Oireachtas Joint and Select Committees
Tuesday, 14 February 2023
Joint Oireachtas Committee on Autism
Autism Policy: Discussion (Resumed)
Dr. Niall Muldoon:
On intersectionality, the constant of our lives in our office is that idea of co-operation, engagement and communication between different elements of a child’s life. We built our Departments and they all work separately. Sometimes they chat to each other. It is the worst way to build any system to provide for children. As a teacher, the Deputy will have seen that in all ways. Whether someone has ASD or is from a minority population, whether it is an ethnic issue or they come from abroad in a refugee situation, none of those are considered when looking at the mental health, because the mental health will just look at that, so to speak. We have constant concern from parents who say they were not accepted into mental health because they have another issue as well.
It ties into the question of what good looks like. When we are talking about what good looks like in providing for our children with disabilities, whatever that disability is, we need to know what that is. What happens in the HSE, the Department of Health and whoever else is engaged with it is they look at what is good with what they have there. They try to build around the system and staffing they have. The pragmatism takes over from reality and what we want to move towards. Universal design, human rights and children’s rights are about providing the best possible system for those individuals. We need to get to a stage where we support and promote our civil servants and policymakers to decide what good is.
Sláintecare was one of the most optimistic things I have ever seen in my life. We had every single party in here for 100 days agreeing a ten-year plan. That was the way forward, yet it is starting to slip. We need to do exactly the same with disability and a number of other areas of intersection, such as racism and support for minorities. Those sorts of areas need to be seen in a ten-year plan. The examples are out there. In Finland, they did it when the were at the bottom of the programme for international student assessment, PISA, scores. They came together over 20 years and decided how to change the education system to reach a target in the future. It takes political agreement and political co-operation so people are not scoring off each other when they decide to change the system. It is the short termism we talked about and that Dr. Conaty very clearly said is detrimental.
The best example we can give is we presented our unmet needs report in December 2020. The Oireachtas committee brought in the HSE and ourselves in, probably, February of 2021. We met with the Department of Health and the HSE in April 2021 and asked them for a roadmap, where they wanted to go for assessment of needs, AON, how it would look, what they needed to get and we told them we would support them to get that. It never arrived. It still has not arrived. We still have our notes. I am looking at my notes here, which state the HSE and the Department of Health are developing a roadmap to progress the implementation of the Progressing Disability Services for Children and Young People, PDS, scheme, including assessment of need requirements. This is now February 2023. The roadmap was to change but it is not there.

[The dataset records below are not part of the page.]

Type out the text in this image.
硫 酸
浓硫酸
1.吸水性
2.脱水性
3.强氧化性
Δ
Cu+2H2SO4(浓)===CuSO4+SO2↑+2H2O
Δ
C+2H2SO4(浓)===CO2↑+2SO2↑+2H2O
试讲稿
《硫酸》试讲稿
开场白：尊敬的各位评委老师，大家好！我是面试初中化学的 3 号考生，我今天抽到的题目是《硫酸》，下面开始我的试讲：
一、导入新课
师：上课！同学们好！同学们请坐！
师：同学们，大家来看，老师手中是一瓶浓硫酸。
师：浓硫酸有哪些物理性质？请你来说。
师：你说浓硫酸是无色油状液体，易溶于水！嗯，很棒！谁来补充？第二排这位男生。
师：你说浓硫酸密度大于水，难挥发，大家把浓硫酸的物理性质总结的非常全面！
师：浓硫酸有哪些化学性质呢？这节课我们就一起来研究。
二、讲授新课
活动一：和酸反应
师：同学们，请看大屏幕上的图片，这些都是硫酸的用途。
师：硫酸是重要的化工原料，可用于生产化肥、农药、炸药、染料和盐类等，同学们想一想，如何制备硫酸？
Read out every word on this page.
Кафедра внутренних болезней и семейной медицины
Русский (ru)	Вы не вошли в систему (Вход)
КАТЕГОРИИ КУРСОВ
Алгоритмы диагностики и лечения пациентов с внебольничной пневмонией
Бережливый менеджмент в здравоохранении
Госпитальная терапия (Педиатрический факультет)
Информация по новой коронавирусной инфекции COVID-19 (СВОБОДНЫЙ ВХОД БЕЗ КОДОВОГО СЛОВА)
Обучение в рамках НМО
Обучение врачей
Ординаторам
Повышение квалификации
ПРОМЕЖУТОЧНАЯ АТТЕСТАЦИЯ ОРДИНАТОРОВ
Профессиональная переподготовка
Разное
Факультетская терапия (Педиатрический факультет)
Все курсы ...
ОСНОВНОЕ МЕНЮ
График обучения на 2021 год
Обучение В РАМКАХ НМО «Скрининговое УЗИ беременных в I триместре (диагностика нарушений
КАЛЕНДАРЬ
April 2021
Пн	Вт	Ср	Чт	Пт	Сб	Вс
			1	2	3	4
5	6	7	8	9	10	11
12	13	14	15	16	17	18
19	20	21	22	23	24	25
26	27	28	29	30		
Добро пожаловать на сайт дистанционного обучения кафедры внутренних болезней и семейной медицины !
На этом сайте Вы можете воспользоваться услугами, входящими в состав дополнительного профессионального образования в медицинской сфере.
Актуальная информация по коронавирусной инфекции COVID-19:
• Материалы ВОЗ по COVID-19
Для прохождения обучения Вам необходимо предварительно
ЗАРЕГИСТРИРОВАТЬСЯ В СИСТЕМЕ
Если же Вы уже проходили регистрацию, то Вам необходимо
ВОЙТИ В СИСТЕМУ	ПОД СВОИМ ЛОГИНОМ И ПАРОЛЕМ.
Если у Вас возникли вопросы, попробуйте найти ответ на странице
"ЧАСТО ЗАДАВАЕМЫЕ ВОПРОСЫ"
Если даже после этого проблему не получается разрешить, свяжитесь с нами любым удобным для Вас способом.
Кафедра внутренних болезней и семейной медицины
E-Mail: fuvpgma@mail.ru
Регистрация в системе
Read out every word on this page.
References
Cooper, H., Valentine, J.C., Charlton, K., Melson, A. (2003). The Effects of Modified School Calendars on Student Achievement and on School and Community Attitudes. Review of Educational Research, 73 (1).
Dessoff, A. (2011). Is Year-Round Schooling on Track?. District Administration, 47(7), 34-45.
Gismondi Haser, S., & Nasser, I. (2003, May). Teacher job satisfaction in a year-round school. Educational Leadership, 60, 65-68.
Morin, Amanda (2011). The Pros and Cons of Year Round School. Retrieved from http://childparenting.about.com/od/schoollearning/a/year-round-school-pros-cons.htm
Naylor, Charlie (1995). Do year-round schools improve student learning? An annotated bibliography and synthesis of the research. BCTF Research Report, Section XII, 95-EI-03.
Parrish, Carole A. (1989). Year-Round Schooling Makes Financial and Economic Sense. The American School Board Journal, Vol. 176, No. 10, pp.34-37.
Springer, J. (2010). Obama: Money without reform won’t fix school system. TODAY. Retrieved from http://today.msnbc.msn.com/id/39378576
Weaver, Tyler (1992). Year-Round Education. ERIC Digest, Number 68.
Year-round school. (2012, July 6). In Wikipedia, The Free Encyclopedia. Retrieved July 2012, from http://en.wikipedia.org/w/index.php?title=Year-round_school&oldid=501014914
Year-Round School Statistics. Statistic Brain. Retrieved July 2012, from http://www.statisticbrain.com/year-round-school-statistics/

Similarly, we are expecting interim clinical guidance. Nobody is saying this is what good is, we need to move towards good, and it will take us five years to get to it. I have always worked on the principle that I am quite happy for any of the Departments to tell me where I need to get to and the stages I will go through. We would all love it to happen immediately but it will not and we know that. What happens is we get a crisis, we throw money at it, we forget about it and we move on until the next crisis comes. I hope I will not be the man in charge anymore or the Deputy or the Minister, but we need Ministers to say they will take a chance and hope people will vote for them anyway when they decide to plan for five or ten years from now.